I have recently finished rereading one of my all-time favorite books, A Shepherd Looks at Psalm 23 by W. Phillip Keller. What a journey!
Keller, as a younger man, was an honest-to-goodness shepherd in east Africa. He worked the land to prepare for his flock, toiled to earn the money to buy his flock, and takes the reader into that world of a selfless, unflinching man who was willing to not only die for his sheep, but live every moment for them. He would have to keep the most careful eye out; a lost or hurt sheep could die within minutes.

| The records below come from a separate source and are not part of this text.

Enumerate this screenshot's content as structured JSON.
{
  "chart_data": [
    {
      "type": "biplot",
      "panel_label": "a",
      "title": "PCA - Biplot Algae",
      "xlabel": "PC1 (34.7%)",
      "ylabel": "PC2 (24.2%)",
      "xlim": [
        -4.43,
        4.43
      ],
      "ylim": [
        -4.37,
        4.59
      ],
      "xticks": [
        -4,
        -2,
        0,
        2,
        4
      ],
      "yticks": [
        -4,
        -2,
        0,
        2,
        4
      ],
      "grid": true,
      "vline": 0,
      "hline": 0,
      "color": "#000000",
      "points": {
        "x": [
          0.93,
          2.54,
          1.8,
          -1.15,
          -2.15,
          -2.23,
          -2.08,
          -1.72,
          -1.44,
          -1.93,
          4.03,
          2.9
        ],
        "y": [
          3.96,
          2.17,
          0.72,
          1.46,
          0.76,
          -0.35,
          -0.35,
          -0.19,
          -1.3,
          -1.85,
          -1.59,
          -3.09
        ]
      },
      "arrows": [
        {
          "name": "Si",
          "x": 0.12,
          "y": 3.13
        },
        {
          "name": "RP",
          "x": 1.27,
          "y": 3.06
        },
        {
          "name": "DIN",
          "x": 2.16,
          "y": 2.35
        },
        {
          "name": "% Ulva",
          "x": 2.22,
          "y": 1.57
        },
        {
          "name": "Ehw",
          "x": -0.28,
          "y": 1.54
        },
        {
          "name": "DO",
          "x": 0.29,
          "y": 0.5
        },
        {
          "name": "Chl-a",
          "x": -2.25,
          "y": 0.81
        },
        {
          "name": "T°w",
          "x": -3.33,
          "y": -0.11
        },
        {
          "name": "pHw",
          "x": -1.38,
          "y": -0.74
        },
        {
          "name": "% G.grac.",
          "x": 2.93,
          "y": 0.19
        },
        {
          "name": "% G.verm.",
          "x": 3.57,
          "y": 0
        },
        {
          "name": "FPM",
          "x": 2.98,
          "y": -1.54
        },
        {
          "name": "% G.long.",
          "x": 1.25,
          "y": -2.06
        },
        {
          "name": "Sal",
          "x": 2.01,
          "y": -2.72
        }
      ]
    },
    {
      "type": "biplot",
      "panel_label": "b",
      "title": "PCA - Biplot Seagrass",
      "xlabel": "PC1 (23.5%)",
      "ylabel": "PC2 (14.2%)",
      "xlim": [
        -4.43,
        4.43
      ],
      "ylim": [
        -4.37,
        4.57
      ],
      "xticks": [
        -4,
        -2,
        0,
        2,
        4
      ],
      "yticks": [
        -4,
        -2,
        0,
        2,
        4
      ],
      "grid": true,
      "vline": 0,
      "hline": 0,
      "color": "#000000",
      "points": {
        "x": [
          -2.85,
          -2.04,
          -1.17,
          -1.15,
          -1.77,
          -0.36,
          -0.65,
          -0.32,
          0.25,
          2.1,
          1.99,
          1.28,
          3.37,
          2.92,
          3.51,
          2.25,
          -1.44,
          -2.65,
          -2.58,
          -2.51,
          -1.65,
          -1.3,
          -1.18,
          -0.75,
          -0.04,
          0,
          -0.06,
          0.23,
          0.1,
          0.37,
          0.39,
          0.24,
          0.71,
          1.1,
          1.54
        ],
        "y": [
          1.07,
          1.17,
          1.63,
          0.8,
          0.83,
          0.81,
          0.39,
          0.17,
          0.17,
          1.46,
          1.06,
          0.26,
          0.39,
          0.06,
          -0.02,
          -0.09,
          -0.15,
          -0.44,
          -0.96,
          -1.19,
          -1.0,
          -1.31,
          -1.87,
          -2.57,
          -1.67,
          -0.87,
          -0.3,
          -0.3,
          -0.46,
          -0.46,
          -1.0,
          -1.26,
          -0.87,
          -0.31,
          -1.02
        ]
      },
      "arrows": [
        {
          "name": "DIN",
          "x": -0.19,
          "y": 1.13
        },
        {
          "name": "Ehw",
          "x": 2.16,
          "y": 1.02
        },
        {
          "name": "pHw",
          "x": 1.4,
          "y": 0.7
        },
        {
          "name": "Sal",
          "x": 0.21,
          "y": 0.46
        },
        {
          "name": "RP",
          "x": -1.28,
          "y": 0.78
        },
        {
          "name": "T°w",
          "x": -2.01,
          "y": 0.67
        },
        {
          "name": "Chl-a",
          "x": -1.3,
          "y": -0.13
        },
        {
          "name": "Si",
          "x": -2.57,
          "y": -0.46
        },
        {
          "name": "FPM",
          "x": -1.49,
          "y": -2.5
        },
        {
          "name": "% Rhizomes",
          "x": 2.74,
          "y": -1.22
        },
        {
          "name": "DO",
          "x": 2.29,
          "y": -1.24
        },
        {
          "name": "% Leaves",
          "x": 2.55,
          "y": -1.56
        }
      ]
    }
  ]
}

Sheep are stupid. There’s no nice word for them. Stupid, stupid, stupid. One ewe Keller talks about was constantly wiggling under his fence to go to another pasture. In Sheep World, that’s a big no-no. Even worse, she taught her lambs how to do it. She could have led her own babies to their death, and wouldn’t have batted an eye. Another sheep might be reaching for a blade of grass and fall off a cliff in its quest. Still another might bash its brother’s head in while competing for a female, and kill both rams.
But…aren’t I the same?
The title of the book reminds me that this isn’t about a shepherd’s woe-is-me-isms. This is to enlighten those of us who don’t live in shepherding country about the different aspects of a shepherd–and a sheep’s–life. David, when he wrote this psalm, wrote in terms the people understood then. They knew the dangers of being in the hills alone with the herd and facing down a ravenous bear with nothing more than a staff and a stick. They knew how the shepherd had to always be ready to cradle a lamb or force apart two stubborn males or spend hours trying to get a cast sheep back on its feet. (A cast sheep is one that’s fallen upside down into a groove in the ground and could die quickly. Restoring this sheep is no easy or quick task.)
And David himself tells us in the first verse, “The Lord is my shepherd.” He puts himself in the place of the sheep. There is a Shepherd greater than he. And David is proud to be a sheep–a stupid, headstrong, twitchy sheep–under his care!
I could go on for hours about everything Keller discussed. Suffice it to say, I started this book feeling more than a little lost, much like a lamb that ran off to find some new grass and found itself far from the herd. And now, I know how weak, foolish, and helpless I am. And I’m so very very glad that my Shepherd is as good as David wrote.